In respect of Brexit, there's been an increasing awareness that we probably have to bring things back on-shore. Covid has only exacerbated those supply chain issues. That has already begun to play into the requirement for industrial space and there seems to be a strong appetite for exactly the type of space that we're building. This gives us a degree of confidence and enthusiasm as we start the building development this spring.
Historically, Albert Island was the point of entry into the Royal Docks. The George V lock still provides entry for the large vessels that enter the docks.
- Richard Gibbs
What was on Albert Island before?
Historically, this was the point of entry into the Royal Docks. Two of the three original locks remain and one of them, the George V lock, still provides entry for the large vessels that enter the docks. Ever since the docks finished operating in the beginning of the 1980s, Albert Island has become almost forgotten as a site, with only fairly temporary buildings. The only people who would really come here were plane-spotters, because you could sit under the flight path and watch the planes come in.
How is Albert Island going to improve Londoners’ access to the river?
There’s always been a riverside footpath through Albert Island, but you've really had to persevere to find it! That's going to change. There’s going to be some fantastic landscaping in the public area facing the Thames, with terraces down to the water that will allow people to go down to the shore.

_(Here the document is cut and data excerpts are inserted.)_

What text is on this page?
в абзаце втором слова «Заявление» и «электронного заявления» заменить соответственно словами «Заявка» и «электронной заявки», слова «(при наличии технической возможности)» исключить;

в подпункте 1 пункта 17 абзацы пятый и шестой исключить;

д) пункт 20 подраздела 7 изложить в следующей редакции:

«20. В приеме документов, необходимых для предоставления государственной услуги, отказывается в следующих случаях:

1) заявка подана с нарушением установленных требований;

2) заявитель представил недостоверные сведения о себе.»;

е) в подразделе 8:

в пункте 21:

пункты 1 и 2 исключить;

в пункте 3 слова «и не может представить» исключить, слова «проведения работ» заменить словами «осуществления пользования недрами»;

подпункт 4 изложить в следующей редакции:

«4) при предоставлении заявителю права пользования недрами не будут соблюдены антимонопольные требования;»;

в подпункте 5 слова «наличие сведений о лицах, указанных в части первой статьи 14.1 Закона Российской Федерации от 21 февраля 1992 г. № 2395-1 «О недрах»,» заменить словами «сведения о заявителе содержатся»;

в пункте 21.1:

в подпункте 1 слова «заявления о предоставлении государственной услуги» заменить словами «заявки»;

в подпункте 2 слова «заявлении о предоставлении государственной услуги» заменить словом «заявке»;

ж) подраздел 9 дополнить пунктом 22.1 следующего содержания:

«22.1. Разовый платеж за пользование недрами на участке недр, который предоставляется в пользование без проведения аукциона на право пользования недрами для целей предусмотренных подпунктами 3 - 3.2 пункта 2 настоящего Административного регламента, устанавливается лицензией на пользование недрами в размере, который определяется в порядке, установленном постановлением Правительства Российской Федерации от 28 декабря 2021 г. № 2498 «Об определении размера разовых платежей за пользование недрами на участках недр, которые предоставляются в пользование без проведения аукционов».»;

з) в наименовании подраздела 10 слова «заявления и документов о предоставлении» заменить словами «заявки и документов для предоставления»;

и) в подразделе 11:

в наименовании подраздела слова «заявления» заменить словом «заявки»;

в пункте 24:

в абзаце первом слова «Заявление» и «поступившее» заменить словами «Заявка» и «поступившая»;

We’re also going to improve access to Albert Island from the rest of the Royal Docks. We already have two DLR lines running on either side of the island, and we’re adding another pedestrian bridge to Royal Albert Dock to make it easier for people to come here from the north. All of this will change Albert Island as a destination, and change the way it's perceived locally. We hope that people will become attracted to it as a site that’s an interesting place to be in, with an atmosphere of creation and enterprise.
What is Albert Island’s future role within London?
Albert Island is being built in a forward-thinking manner. It’s nice that the shipyard returns us to our maritime history, but this isn’t a theme park. We're building it because the Thames and London need such a facility if we are to have any chance of greening the river.
So, this is a place where things can get done. That's where the emphasis needs to be – on getting things done again on Albert Island, for ships to be built, for innovations to take off, and for new ways of working to develop - that’s the future for this site.
Albert Island is owned by the Mayor of London and developed by London and Regional Properties. Read more about the plans for Albert Island here.
The work on Albert Island kicks off in April, and the substantial buildings will be completed by the end of 2023.